The more I found my way into the strange world of bodybuilding, the more I was exposed to the online bodybuilding subculture, a dedicated pod of transhumanists if I’ve ever seen one, who devote daily physical and mental effort to pushing the limits of the human form, consistently obsessing over how they can overcome the barriers of time, genetics and aging to reach a physical perfection that they may have been told was impossible for them to aspire to every day of their lives until they decided to ignore all that and go for it.

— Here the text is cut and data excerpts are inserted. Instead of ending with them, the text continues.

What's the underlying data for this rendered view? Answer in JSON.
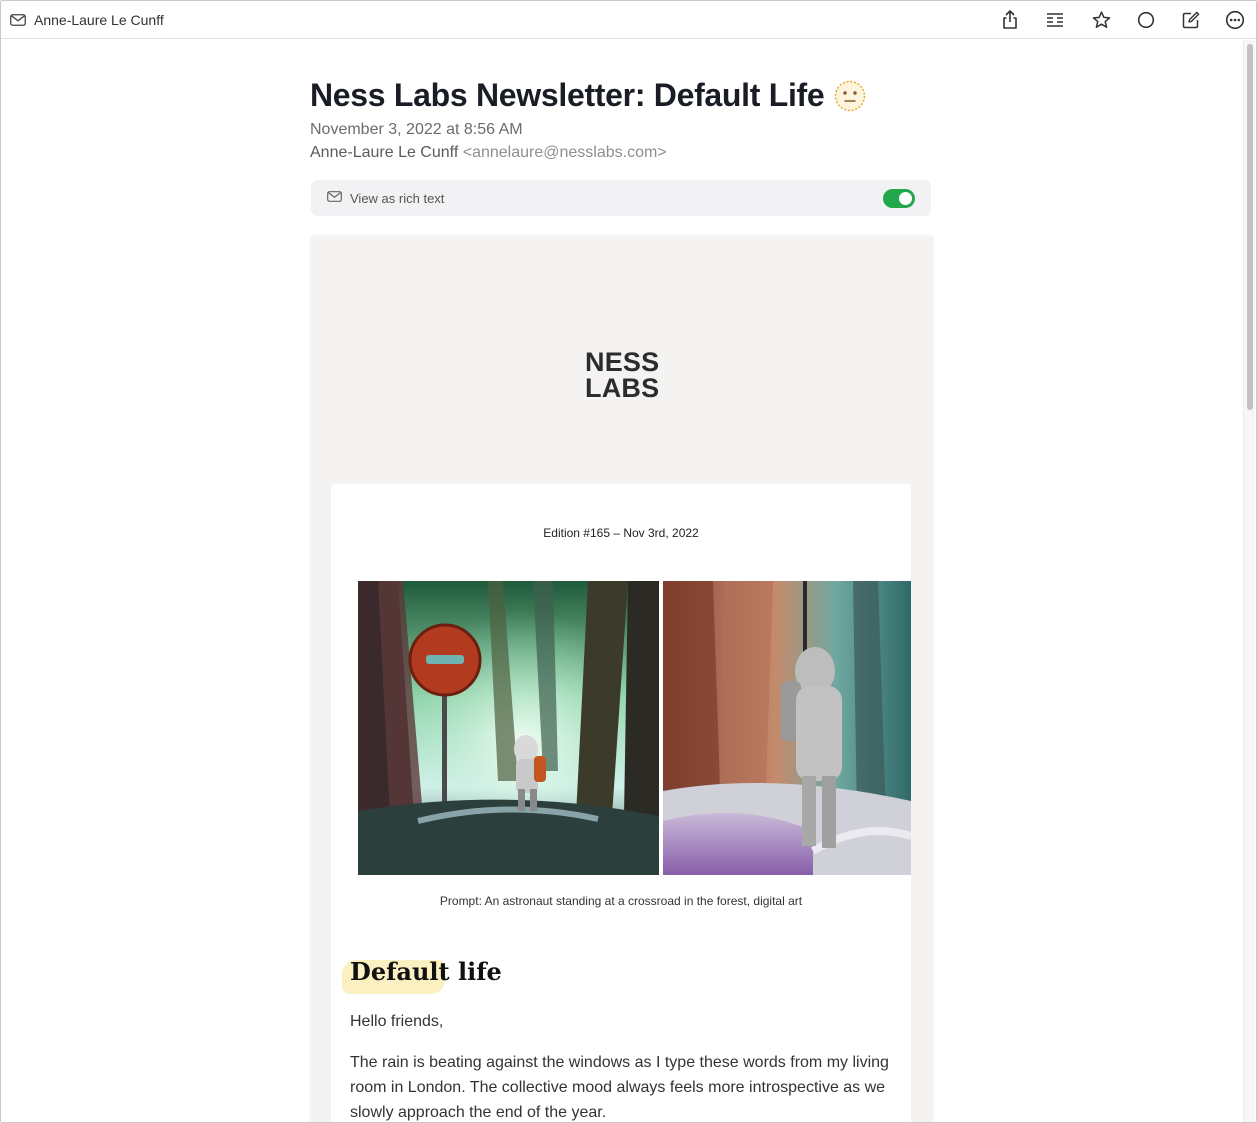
{
  "window": {
    "title": "Anne-Laure Le Cunff"
  },
  "toolbar": {
    "icons": [
      "share-icon",
      "reader-icon",
      "star-icon",
      "circle-icon",
      "compose-icon",
      "more-icon"
    ]
  },
  "email": {
    "subject": "Ness Labs Newsletter: Default Life",
    "subject_emoji": "neutral-face-emoji",
    "date": "November 3, 2022 at 8:56 AM",
    "sender_name": "Anne-Laure Le Cunff",
    "sender_address": "<annelaure@nesslabs.com>",
    "rich_text_label": "View as rich text",
    "rich_text_enabled": true
  },
  "newsletter": {
    "logo_line1": "NESS",
    "logo_line2": "LABS",
    "edition": "Edition #165 – Nov 3rd, 2022",
    "caption": "Prompt: An astronaut standing at a crossroad in the forest, digital art",
    "heading_highlighted": "Default",
    "heading_rest": " life",
    "greeting": "Hello friends,",
    "paragraph1": "The rain is beating against the windows as I type these words from my living room in London. The collective mood always feels more introspective as we slowly approach the end of the year."
  },
  "colors": {
    "toggle_on": "#22a84a",
    "highlight": "#fbf0c2",
    "canvas": "#f4f3f2"
  }
}
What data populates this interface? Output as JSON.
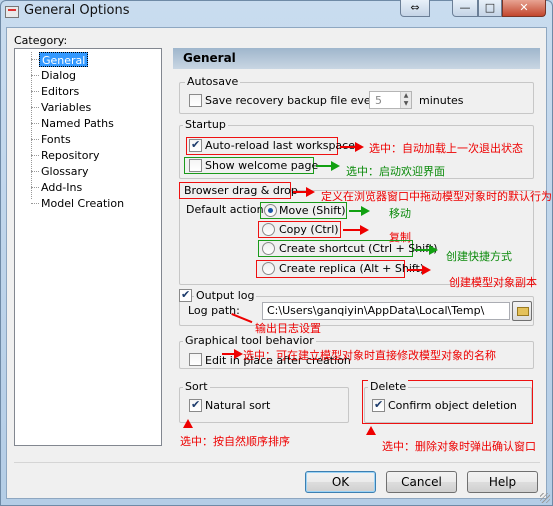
{
  "window": {
    "title": "General Options"
  },
  "caption_buttons": {
    "restore_glyph": "⇔",
    "minimize_glyph": "—",
    "maximize_glyph": "□",
    "close_glyph": "✕"
  },
  "category": {
    "label": "Category:",
    "items": [
      "General",
      "Dialog",
      "Editors",
      "Variables",
      "Named Paths",
      "Fonts",
      "Repository",
      "Glossary",
      "Add-Ins",
      "Model Creation"
    ],
    "selected": "General"
  },
  "panel": {
    "title": "General"
  },
  "autosave": {
    "group_label": "Autosave",
    "checkbox_label": "Save recovery backup file every",
    "checked": false,
    "interval_value": "5",
    "unit_label": "minutes"
  },
  "startup": {
    "group_label": "Startup",
    "auto_reload_label": "Auto-reload last workspace",
    "auto_reload_checked": true,
    "show_welcome_label": "Show welcome page",
    "show_welcome_checked": false
  },
  "browser_drag": {
    "group_label": "Browser drag & drop",
    "default_action_label": "Default action:",
    "options": [
      "Move (Shift)",
      "Copy (Ctrl)",
      "Create shortcut (Ctrl + Shift)",
      "Create replica (Alt + Shift)"
    ],
    "selected": "Move (Shift)"
  },
  "output_log": {
    "checkbox_label": "Output log",
    "checked": true,
    "path_label": "Log path:",
    "path_value": "C:\\Users\\ganqiyin\\AppData\\Local\\Temp\\"
  },
  "graphical": {
    "group_label": "Graphical tool behavior",
    "checkbox_label": "Edit in place after creation",
    "checked": false
  },
  "sort": {
    "group_label": "Sort",
    "checkbox_label": "Natural sort",
    "checked": true
  },
  "delete": {
    "group_label": "Delete",
    "checkbox_label": "Confirm object deletion",
    "checked": true
  },
  "buttons": {
    "ok": "OK",
    "cancel": "Cancel",
    "help": "Help"
  },
  "annotations": {
    "auto_reload": "选中：自动加载上一次退出状态",
    "show_welcome": "选中：启动欢迎界面",
    "browser_drag": "定义在浏览器窗口中拖动模型对象时的默认行为",
    "move": "移动",
    "copy": "复制",
    "create_shortcut": "创建快捷方式",
    "create_replica": "创建模型对象副本",
    "output_log": "输出日志设置",
    "edit_in_place": "选中：可在建立模型对象时直接修改模型对象的名称",
    "natural_sort": "选中：按自然顺序排序",
    "confirm_delete": "选中：删除对象时弹出确认窗口"
  },
  "colors": {
    "annotation_red": "#ee0000",
    "annotation_green": "#11a011",
    "selection_blue": "#3399ff"
  }
}
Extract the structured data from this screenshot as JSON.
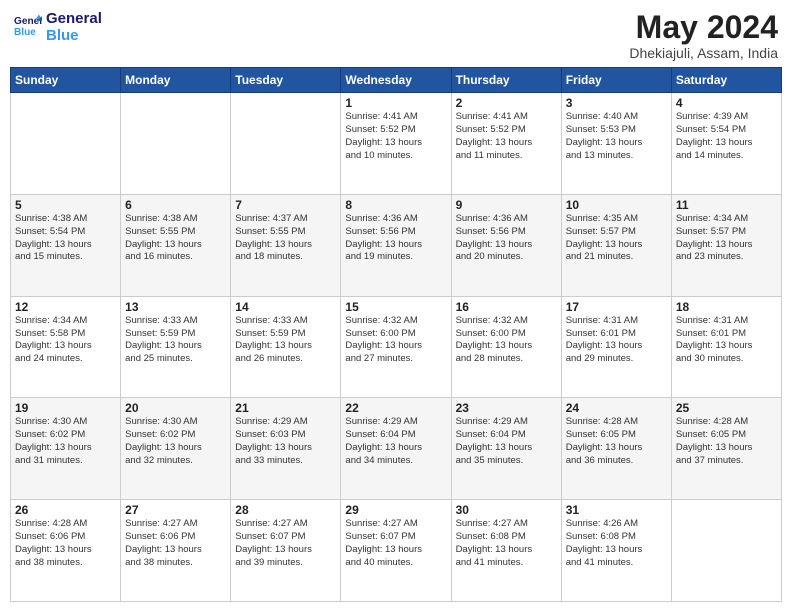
{
  "logo": {
    "line1": "General",
    "line2": "Blue"
  },
  "title": "May 2024",
  "location": "Dhekiajuli, Assam, India",
  "headers": [
    "Sunday",
    "Monday",
    "Tuesday",
    "Wednesday",
    "Thursday",
    "Friday",
    "Saturday"
  ],
  "weeks": [
    [
      {
        "day": "",
        "info": ""
      },
      {
        "day": "",
        "info": ""
      },
      {
        "day": "",
        "info": ""
      },
      {
        "day": "1",
        "info": "Sunrise: 4:41 AM\nSunset: 5:52 PM\nDaylight: 13 hours\nand 10 minutes."
      },
      {
        "day": "2",
        "info": "Sunrise: 4:41 AM\nSunset: 5:52 PM\nDaylight: 13 hours\nand 11 minutes."
      },
      {
        "day": "3",
        "info": "Sunrise: 4:40 AM\nSunset: 5:53 PM\nDaylight: 13 hours\nand 13 minutes."
      },
      {
        "day": "4",
        "info": "Sunrise: 4:39 AM\nSunset: 5:54 PM\nDaylight: 13 hours\nand 14 minutes."
      }
    ],
    [
      {
        "day": "5",
        "info": "Sunrise: 4:38 AM\nSunset: 5:54 PM\nDaylight: 13 hours\nand 15 minutes."
      },
      {
        "day": "6",
        "info": "Sunrise: 4:38 AM\nSunset: 5:55 PM\nDaylight: 13 hours\nand 16 minutes."
      },
      {
        "day": "7",
        "info": "Sunrise: 4:37 AM\nSunset: 5:55 PM\nDaylight: 13 hours\nand 18 minutes."
      },
      {
        "day": "8",
        "info": "Sunrise: 4:36 AM\nSunset: 5:56 PM\nDaylight: 13 hours\nand 19 minutes."
      },
      {
        "day": "9",
        "info": "Sunrise: 4:36 AM\nSunset: 5:56 PM\nDaylight: 13 hours\nand 20 minutes."
      },
      {
        "day": "10",
        "info": "Sunrise: 4:35 AM\nSunset: 5:57 PM\nDaylight: 13 hours\nand 21 minutes."
      },
      {
        "day": "11",
        "info": "Sunrise: 4:34 AM\nSunset: 5:57 PM\nDaylight: 13 hours\nand 23 minutes."
      }
    ],
    [
      {
        "day": "12",
        "info": "Sunrise: 4:34 AM\nSunset: 5:58 PM\nDaylight: 13 hours\nand 24 minutes."
      },
      {
        "day": "13",
        "info": "Sunrise: 4:33 AM\nSunset: 5:59 PM\nDaylight: 13 hours\nand 25 minutes."
      },
      {
        "day": "14",
        "info": "Sunrise: 4:33 AM\nSunset: 5:59 PM\nDaylight: 13 hours\nand 26 minutes."
      },
      {
        "day": "15",
        "info": "Sunrise: 4:32 AM\nSunset: 6:00 PM\nDaylight: 13 hours\nand 27 minutes."
      },
      {
        "day": "16",
        "info": "Sunrise: 4:32 AM\nSunset: 6:00 PM\nDaylight: 13 hours\nand 28 minutes."
      },
      {
        "day": "17",
        "info": "Sunrise: 4:31 AM\nSunset: 6:01 PM\nDaylight: 13 hours\nand 29 minutes."
      },
      {
        "day": "18",
        "info": "Sunrise: 4:31 AM\nSunset: 6:01 PM\nDaylight: 13 hours\nand 30 minutes."
      }
    ],
    [
      {
        "day": "19",
        "info": "Sunrise: 4:30 AM\nSunset: 6:02 PM\nDaylight: 13 hours\nand 31 minutes."
      },
      {
        "day": "20",
        "info": "Sunrise: 4:30 AM\nSunset: 6:02 PM\nDaylight: 13 hours\nand 32 minutes."
      },
      {
        "day": "21",
        "info": "Sunrise: 4:29 AM\nSunset: 6:03 PM\nDaylight: 13 hours\nand 33 minutes."
      },
      {
        "day": "22",
        "info": "Sunrise: 4:29 AM\nSunset: 6:04 PM\nDaylight: 13 hours\nand 34 minutes."
      },
      {
        "day": "23",
        "info": "Sunrise: 4:29 AM\nSunset: 6:04 PM\nDaylight: 13 hours\nand 35 minutes."
      },
      {
        "day": "24",
        "info": "Sunrise: 4:28 AM\nSunset: 6:05 PM\nDaylight: 13 hours\nand 36 minutes."
      },
      {
        "day": "25",
        "info": "Sunrise: 4:28 AM\nSunset: 6:05 PM\nDaylight: 13 hours\nand 37 minutes."
      }
    ],
    [
      {
        "day": "26",
        "info": "Sunrise: 4:28 AM\nSunset: 6:06 PM\nDaylight: 13 hours\nand 38 minutes."
      },
      {
        "day": "27",
        "info": "Sunrise: 4:27 AM\nSunset: 6:06 PM\nDaylight: 13 hours\nand 38 minutes."
      },
      {
        "day": "28",
        "info": "Sunrise: 4:27 AM\nSunset: 6:07 PM\nDaylight: 13 hours\nand 39 minutes."
      },
      {
        "day": "29",
        "info": "Sunrise: 4:27 AM\nSunset: 6:07 PM\nDaylight: 13 hours\nand 40 minutes."
      },
      {
        "day": "30",
        "info": "Sunrise: 4:27 AM\nSunset: 6:08 PM\nDaylight: 13 hours\nand 41 minutes."
      },
      {
        "day": "31",
        "info": "Sunrise: 4:26 AM\nSunset: 6:08 PM\nDaylight: 13 hours\nand 41 minutes."
      },
      {
        "day": "",
        "info": ""
      }
    ]
  ]
}
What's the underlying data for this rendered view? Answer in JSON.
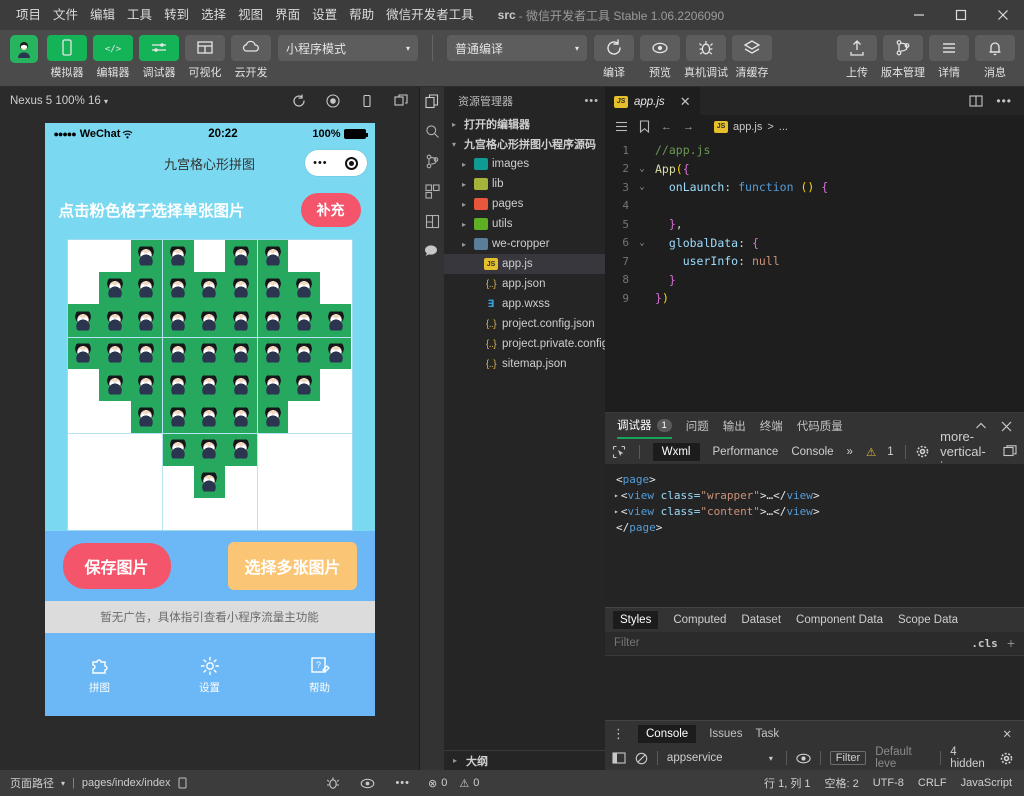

The Bros have been at this for a long time, steadily working out the physical hacks it takes to turn a normal Joe into one of those guys from 300. These guys, and girls, obsessively pursue the transcendence of the flesh through the flesh, like the reverse of Indian fakirs. It is a religion, a path through and beyond the confines of human, a path to an inhuman pinnacle of godly aesthetic glory that will look really good with a spray tan.
And if bodybuilding is a religion, it has a god: Zyzz, a personality so prominent and crucial that he deserves his own section.
How Do I Unlock Zyzzmode Brah?
Aziz Sergeyevich Shavershian, or Zyzz to his countless fans, was an aesthetically-oriented Australian Russian bodybuilder who went from a stick-bundle teenager to a shredded orange perfection of the male form in the short space of four years, and then proceeded to go shirtless to a lot of clubs and Australian music festivals with his Aesthetics Crew bros and pick up girls in quantities that mere mortals can only dream of, becoming a national celebrity in the process. Along with his brother Said Shavershian (a.k.a. Chestbrah), he also spent a lot of time on 4chan’s /fit/ forum, where he was revered as the aspirational archetype by every single weightlifter on that board. Last August, at the age of 22, shortly after Chestbrah was arrested for possession of anabolic steroids, Zyzz collapsed and died in a sauna in Bangkok. His death has been attributed to an undiagnosed congenital heart defect.
Already a hero of the subculture, Zyzz has now ascended to the status of a minor god, a benevolent force that looks down over the striving /fit/izens and encourages them to push out just one more rep, so that the girls will be ‘mirin and the other bros will be jelly, his trademarked spiked hair and mirrored aviator sunglasses surrounding a glowing, magnanimous smile.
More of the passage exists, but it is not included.